Aujourd’hui, on l’appelle Stade Romeo Neri.
Ceux qui le regardent de l’extérieur — la tribune centrale en béton, la piste d’athlétisme, les lettres biancorosse sur les gradins — imaginent une histoire simple.
Football. Matchs. Serie B. Le Rimini qui gagne, le Rimini qui perd.
Mais ce n’était pas qu’un terrain de foot.
Avant qu’il y ait un match, avant qu’il y ait une équipe, avant que le premier ballon ne roule sur cette herbe — la zone où se dresse aujourd’hui le stade Romeo Neri était un pré. Et il avait déjà un nom : Prato della Sartona.
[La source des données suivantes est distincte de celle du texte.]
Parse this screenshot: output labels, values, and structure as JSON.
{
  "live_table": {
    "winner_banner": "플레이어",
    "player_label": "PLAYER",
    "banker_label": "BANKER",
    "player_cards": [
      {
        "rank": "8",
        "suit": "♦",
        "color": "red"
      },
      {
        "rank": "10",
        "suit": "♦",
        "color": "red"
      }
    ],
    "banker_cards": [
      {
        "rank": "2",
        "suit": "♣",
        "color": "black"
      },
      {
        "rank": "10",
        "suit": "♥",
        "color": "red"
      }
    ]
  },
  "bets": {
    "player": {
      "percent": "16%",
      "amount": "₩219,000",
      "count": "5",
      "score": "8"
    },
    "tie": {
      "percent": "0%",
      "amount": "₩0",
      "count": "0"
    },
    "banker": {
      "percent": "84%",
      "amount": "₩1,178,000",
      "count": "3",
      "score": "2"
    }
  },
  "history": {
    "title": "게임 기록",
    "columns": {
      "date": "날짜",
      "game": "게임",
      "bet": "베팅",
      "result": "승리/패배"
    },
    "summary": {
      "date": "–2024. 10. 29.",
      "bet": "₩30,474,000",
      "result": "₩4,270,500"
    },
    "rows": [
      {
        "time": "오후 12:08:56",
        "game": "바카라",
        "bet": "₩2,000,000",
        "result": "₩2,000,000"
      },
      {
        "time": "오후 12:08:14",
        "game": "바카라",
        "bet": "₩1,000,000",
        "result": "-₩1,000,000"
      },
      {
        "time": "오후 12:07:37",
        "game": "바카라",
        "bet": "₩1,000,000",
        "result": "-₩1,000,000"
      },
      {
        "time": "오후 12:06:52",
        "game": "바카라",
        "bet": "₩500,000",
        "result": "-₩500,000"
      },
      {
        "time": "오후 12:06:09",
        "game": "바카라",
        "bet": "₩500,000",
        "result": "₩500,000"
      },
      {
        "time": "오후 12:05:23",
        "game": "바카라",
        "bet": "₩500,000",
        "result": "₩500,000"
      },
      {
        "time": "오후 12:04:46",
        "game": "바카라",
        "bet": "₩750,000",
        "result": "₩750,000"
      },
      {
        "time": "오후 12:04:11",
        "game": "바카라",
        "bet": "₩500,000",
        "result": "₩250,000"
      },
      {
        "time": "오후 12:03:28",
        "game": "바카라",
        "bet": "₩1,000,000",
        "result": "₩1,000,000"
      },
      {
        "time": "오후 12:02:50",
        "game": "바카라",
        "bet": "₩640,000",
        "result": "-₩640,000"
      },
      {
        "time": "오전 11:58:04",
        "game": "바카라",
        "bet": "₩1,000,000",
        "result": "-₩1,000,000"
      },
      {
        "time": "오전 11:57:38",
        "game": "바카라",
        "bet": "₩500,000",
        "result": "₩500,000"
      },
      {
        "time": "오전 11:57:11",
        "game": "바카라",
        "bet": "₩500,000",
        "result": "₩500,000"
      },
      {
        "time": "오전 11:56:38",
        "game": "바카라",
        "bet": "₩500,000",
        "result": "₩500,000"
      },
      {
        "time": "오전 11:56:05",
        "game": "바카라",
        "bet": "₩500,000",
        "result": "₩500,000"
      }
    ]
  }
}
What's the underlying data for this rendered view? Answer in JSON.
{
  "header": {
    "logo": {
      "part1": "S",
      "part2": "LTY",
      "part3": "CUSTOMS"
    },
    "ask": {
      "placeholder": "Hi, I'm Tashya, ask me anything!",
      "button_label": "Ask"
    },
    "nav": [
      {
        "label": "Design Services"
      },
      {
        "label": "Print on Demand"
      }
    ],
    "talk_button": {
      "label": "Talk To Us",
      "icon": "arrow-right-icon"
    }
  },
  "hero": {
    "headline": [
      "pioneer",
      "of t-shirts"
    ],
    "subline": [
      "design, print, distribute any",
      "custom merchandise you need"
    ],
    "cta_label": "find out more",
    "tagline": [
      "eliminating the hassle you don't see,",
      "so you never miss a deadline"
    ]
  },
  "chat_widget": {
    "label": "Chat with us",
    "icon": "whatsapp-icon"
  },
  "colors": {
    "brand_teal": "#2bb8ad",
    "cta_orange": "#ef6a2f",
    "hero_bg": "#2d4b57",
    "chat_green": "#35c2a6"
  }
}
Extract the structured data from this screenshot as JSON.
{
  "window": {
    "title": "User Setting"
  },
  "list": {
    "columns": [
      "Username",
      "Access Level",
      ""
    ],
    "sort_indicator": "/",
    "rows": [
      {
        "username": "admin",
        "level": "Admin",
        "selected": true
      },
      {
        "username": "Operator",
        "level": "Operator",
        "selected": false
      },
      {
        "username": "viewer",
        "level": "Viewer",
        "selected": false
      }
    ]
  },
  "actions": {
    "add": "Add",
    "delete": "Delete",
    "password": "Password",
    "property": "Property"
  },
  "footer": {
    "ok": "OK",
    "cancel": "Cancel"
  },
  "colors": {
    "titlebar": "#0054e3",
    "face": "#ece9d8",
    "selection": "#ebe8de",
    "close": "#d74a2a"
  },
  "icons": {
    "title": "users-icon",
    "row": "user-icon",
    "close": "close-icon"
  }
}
Un nom qui sent la campagne, le XVIIIe siècle, les paysans qui rentraient le foin. Mais il cache une histoire qui donne encore froid dans le dos.
La comtesse, le sanctuaire et les ossements retrouvés
Teresa Sartoni. Comtesse de Rimini. Née en 1760.
En 1812, elle devint propriétaire d’un vaste terrain hors-les-murs — cette frange de la ville où se croisent aujourd’hui le stade, le Palazzetto dello Sport et le parc des souvenirs. À l’époque, ce n’était pas le « centre ». C’était la campagne. La banlieue. L’endroit où les Riminiens allaient se promener quand ils voulaient voir autre chose que des remparts.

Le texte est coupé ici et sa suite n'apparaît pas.